También hay que remarcar que hoy muchos directivos, junto a asistentes escolares y miles de docentes concurren a las escuelas para atender los comedores y/o planificar la distribución de bolsones alimentarios. Que el 62% de la docencia tiene dos cargos y que más de la mitad trabaja en 2, 3 o más escuelas, lo que implica interactuar con múltiples grupos de estudiantes, diversas comunidades educativas y autoridades. (Encuesta Salud, CTERA/2019).

Todo esto, en un contexto de arrastre en el que durante los últimos cuatro años se había reducido presupuesto en educación, entre ello, el INFOD con un 65% menos de recursos, con resultados como la eliminación de postítulos en entornos virtuales que hoy hubieran sido de gran utilidad. O el conocido desmantelamiento del Plan “Conectar Igualdad" y la gran cantidad de equipos no entregados o que hoy están si la debida actualización por el despido de los técnicos. 

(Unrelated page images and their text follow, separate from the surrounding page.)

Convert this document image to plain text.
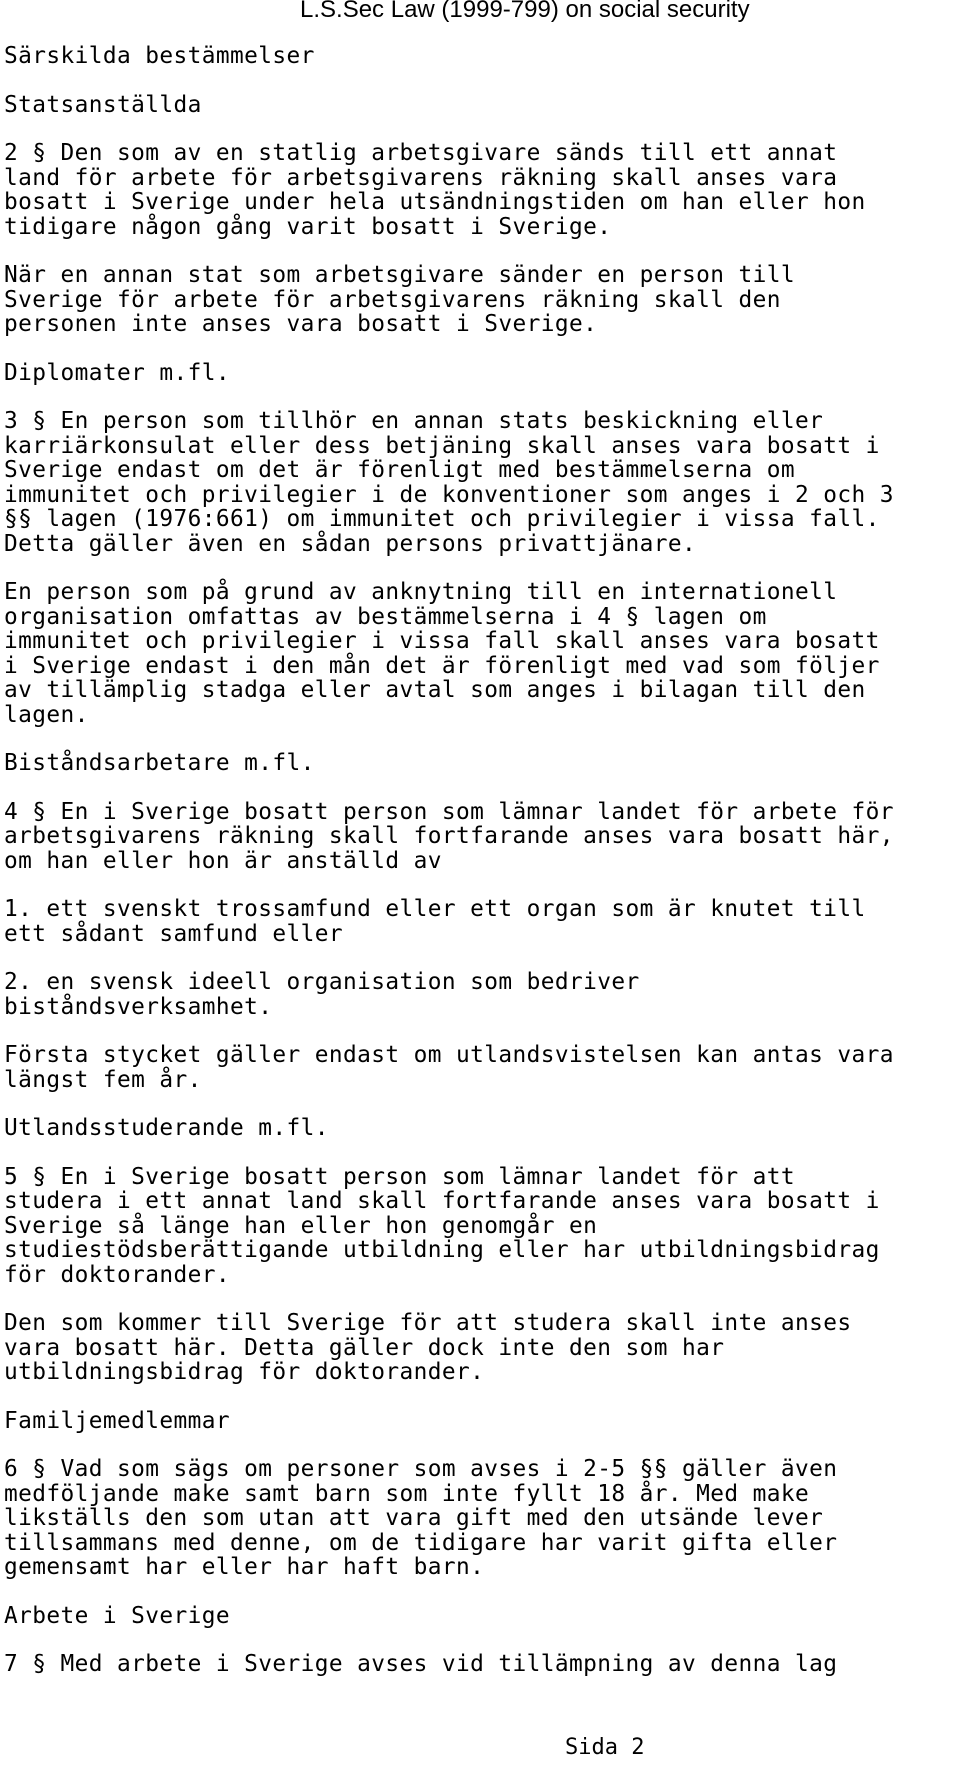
L.S.Sec Law (1999-799) on social security
Särskilda bestämmelser
Statsanställda
2 § Den som av en statlig arbetsgivare sänds till ett annat
land för arbete för arbetsgivarens räkning skall anses vara
bosatt i Sverige under hela utsändningstiden om han eller hon
tidigare någon gång varit bosatt i Sverige.
När en annan stat som arbetsgivare sänder en person till
Sverige för arbete för arbetsgivarens räkning skall den
personen inte anses vara bosatt i Sverige.
Diplomater m.fl.
3 § En person som tillhör en annan stats beskickning eller
karriärkonsulat eller dess betjäning skall anses vara bosatt i
Sverige endast om det är förenligt med bestämmelserna om
immunitet och privilegier i de konventioner som anges i 2 och 3
§§ lagen (1976:661) om immunitet och privilegier i vissa fall.
Detta gäller även en sådan persons privattjänare.
En person som på grund av anknytning till en internationell
organisation omfattas av bestämmelserna i 4 § lagen om
immunitet och privilegier i vissa fall skall anses vara bosatt
i Sverige endast i den mån det är förenligt med vad som följer
av tillämplig stadga eller avtal som anges i bilagan till den
lagen.
Biståndsarbetare m.fl.
4 § En i Sverige bosatt person som lämnar landet för arbete för
arbetsgivarens räkning skall fortfarande anses vara bosatt här,
om han eller hon är anställd av
1. ett svenskt trossamfund eller ett organ som är knutet till
ett sådant samfund eller
2. en svensk ideell organisation som bedriver
biståndsverksamhet.
Första stycket gäller endast om utlandsvistelsen kan antas vara
längst fem år.
Utlandsstuderande m.fl.
5 § En i Sverige bosatt person som lämnar landet för att
studera i ett annat land skall fortfarande anses vara bosatt i
Sverige så länge han eller hon genomgår en
studiestödsberättigande utbildning eller har utbildningsbidrag
för doktorander.
Den som kommer till Sverige för att studera skall inte anses
vara bosatt här. Detta gäller dock inte den som har
utbildningsbidrag för doktorander.
Familjemedlemmar
6 § Vad som sägs om personer som avses i 2-5 §§ gäller även
medföljande make samt barn som inte fyllt 18 år. Med make
likställs den som utan att vara gift med den utsände lever
tillsammans med denne, om de tidigare har varit gifta eller
gemensamt har eller har haft barn.
Arbete i Sverige
7 § Med arbete i Sverige avses vid tillämpning av denna lag
Sida 2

Evidentemente, los medios tecnológicos resultan valorables, pero si se los entiende como lo que son; es decir, herramientas de acceso a la información y la producción de ciertos tipos de conocimientos, pero estos, de ninguna manera pueden reemplazar todo lo que acontece en las escuelas a la hora de enseñar y de aprender.

Se puede reconocer la importancia de la educación virtual, y más aún en circunstancias críticas como la presente. Se puede reconocer el trabajo docente y el papel de la escuela y del Estado en un proyecto educativo nacional. Y este amplio reconocimiento quizás implique repensar todo, para lo que está pasando y para el porvenir. 

Ahora bien, este reconocimiento no puede hacerse sin importar si con este proceso la balanza se termina inclinando hacia el lado de la educación pública como derecho social o no para el lado de la privatización y la mercantilización; o si esa balanza se inclina para el lado del mejoramiento de las condiciones laborales de los docentes y de las escuelas o para el lado de la precarización y la sobre-explotación laboral; o si la misma balanza se inclina para el lado de los que menos posibilidades tienen o no hace más que profundizar las desigualdades.

“La flecha está en el aire…”, hagamos todo para que caiga dónde tiene que caer.